From March to October the Ocoee River comes alive with whitewater enthusiasts from around the world who journey to shoot the world-class rapids in rafts, canoes, and kayaks. Outdoor adventure writer Kim Urquhart calls it "a paddler's paradise ...loved for its size and power, constant flow rate and continuous waves and holes".

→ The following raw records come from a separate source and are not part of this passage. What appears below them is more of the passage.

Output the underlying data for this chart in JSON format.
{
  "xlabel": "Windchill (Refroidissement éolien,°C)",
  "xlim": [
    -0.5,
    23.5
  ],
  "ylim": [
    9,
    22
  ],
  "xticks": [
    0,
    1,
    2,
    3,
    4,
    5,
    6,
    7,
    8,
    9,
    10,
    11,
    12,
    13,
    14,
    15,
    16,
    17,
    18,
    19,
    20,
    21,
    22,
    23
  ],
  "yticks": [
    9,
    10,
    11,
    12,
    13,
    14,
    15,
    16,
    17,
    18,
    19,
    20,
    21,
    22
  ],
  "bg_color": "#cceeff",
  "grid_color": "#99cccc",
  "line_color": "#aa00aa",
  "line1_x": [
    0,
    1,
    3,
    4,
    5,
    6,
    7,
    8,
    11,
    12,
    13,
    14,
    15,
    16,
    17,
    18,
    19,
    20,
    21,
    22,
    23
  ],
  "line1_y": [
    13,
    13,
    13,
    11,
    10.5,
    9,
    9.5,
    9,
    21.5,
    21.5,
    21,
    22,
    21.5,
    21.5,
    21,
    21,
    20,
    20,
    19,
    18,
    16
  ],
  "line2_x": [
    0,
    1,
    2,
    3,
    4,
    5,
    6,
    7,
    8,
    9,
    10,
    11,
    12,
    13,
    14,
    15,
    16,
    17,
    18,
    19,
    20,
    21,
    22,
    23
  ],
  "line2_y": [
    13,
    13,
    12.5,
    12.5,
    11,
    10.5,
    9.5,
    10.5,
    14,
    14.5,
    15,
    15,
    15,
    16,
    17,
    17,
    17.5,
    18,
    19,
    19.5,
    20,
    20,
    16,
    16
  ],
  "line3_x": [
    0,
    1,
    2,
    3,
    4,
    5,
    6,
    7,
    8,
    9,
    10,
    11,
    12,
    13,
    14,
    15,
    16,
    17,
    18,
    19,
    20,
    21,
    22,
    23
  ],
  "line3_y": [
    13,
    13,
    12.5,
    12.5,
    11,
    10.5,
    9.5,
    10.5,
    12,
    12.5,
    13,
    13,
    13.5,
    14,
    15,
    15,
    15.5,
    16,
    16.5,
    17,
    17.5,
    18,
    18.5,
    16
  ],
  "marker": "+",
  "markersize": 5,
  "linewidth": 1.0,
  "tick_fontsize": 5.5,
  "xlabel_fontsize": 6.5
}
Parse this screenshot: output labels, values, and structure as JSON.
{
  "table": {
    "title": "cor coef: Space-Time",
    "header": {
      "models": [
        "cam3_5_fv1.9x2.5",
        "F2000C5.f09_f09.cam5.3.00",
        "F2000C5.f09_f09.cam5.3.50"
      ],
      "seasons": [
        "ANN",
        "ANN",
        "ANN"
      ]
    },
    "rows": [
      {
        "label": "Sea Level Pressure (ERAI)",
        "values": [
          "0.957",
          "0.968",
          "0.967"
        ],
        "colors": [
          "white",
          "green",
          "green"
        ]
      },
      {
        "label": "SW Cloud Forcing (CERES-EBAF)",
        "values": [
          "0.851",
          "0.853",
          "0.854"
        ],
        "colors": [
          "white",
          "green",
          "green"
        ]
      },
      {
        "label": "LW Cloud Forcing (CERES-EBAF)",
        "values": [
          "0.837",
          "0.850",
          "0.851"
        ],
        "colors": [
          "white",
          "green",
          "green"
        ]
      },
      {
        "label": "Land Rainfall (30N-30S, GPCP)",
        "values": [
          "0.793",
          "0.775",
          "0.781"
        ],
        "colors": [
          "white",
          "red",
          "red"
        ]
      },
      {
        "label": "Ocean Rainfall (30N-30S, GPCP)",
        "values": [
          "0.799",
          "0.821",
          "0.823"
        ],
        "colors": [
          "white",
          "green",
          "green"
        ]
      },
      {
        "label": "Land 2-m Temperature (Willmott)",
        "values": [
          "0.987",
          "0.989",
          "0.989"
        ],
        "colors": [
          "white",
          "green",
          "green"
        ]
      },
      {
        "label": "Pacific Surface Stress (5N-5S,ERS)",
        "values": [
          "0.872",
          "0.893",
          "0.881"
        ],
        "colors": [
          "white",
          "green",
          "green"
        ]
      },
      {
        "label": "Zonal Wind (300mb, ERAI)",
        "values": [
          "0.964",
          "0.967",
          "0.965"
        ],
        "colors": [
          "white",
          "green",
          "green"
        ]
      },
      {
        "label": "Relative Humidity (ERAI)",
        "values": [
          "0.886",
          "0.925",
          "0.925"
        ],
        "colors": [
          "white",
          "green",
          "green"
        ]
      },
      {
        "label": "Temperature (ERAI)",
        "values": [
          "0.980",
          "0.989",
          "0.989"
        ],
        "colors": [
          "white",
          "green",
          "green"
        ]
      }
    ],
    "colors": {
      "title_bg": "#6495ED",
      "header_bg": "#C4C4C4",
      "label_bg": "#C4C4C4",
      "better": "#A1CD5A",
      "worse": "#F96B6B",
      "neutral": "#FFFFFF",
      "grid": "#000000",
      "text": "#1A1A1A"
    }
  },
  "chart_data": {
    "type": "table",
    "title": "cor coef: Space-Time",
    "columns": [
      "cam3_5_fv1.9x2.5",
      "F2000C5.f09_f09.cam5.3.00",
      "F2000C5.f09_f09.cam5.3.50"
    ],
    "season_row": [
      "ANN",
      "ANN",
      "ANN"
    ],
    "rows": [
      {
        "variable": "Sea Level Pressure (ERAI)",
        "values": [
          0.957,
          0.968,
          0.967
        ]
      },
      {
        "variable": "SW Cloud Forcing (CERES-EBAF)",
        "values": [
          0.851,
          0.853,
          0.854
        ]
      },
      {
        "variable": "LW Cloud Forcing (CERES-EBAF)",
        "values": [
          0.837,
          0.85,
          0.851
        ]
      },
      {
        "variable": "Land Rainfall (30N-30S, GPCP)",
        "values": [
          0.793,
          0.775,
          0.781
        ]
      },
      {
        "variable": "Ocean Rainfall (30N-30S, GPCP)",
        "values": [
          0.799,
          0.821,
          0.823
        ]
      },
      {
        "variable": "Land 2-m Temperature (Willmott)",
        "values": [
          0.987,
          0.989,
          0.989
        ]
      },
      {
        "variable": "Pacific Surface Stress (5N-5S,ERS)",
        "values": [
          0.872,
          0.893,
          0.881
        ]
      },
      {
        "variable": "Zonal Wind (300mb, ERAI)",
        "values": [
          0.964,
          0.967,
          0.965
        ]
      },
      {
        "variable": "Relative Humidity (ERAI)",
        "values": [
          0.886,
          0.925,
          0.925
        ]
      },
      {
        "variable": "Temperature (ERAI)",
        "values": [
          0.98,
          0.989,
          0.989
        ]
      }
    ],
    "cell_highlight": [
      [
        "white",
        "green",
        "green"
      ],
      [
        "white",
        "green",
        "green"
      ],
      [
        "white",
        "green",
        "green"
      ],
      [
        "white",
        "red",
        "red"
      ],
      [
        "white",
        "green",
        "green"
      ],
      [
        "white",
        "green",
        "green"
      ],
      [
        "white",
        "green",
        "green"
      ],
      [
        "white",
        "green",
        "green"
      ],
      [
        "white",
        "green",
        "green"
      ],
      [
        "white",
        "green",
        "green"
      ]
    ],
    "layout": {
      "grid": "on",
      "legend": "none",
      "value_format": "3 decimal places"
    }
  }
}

One of the reasons for needing the dam was the relocation of Alcoa Aluminum to Blount County, Tennessee. The company needed tremendous amounts of power to make the alumininum. When the TVA acquired the Ocoee dams in the late 1930's, engineers admired the unusual means by which the company produced power and duplicated the effort in another dam, Ocoee # 3. In 1976 the TVA closed the flume from #2 for safety concerns.It was at this point that outdoor enthusiasts discovered the Ocoee, and by the time the Tennessee Valley Authority wanted to reopen the flume, an industry had risen. To benefit the recreational users of the Ocoee, the TVA agreed to let the water run in the old riverbed every Saturday. Today, this exciting course is know around the world thanks to 1996 Summer Olympics, which held a number of events on the river.
Ocoee River Whitewater
Olympic Events were held on the upper Ocoee River. They ended near the Ocoee Whitewater Center, and this section is generally not open to the public. After the center is the Middle Ocoee, a five mile section of the river from the center just west of Ducktown to a remote take-out point in the Ocoee Gorge. In this five miles the river falls some 250 feet across some Class IV+ rapids. The Middle Ocoee River is significantly calmer than the Upper Ocoee, although there are some good drops. Under normal conditions there are no Class V rapids on the river, however, at times when waterflow is greater than normal, some of the Class IV rapids become Class V.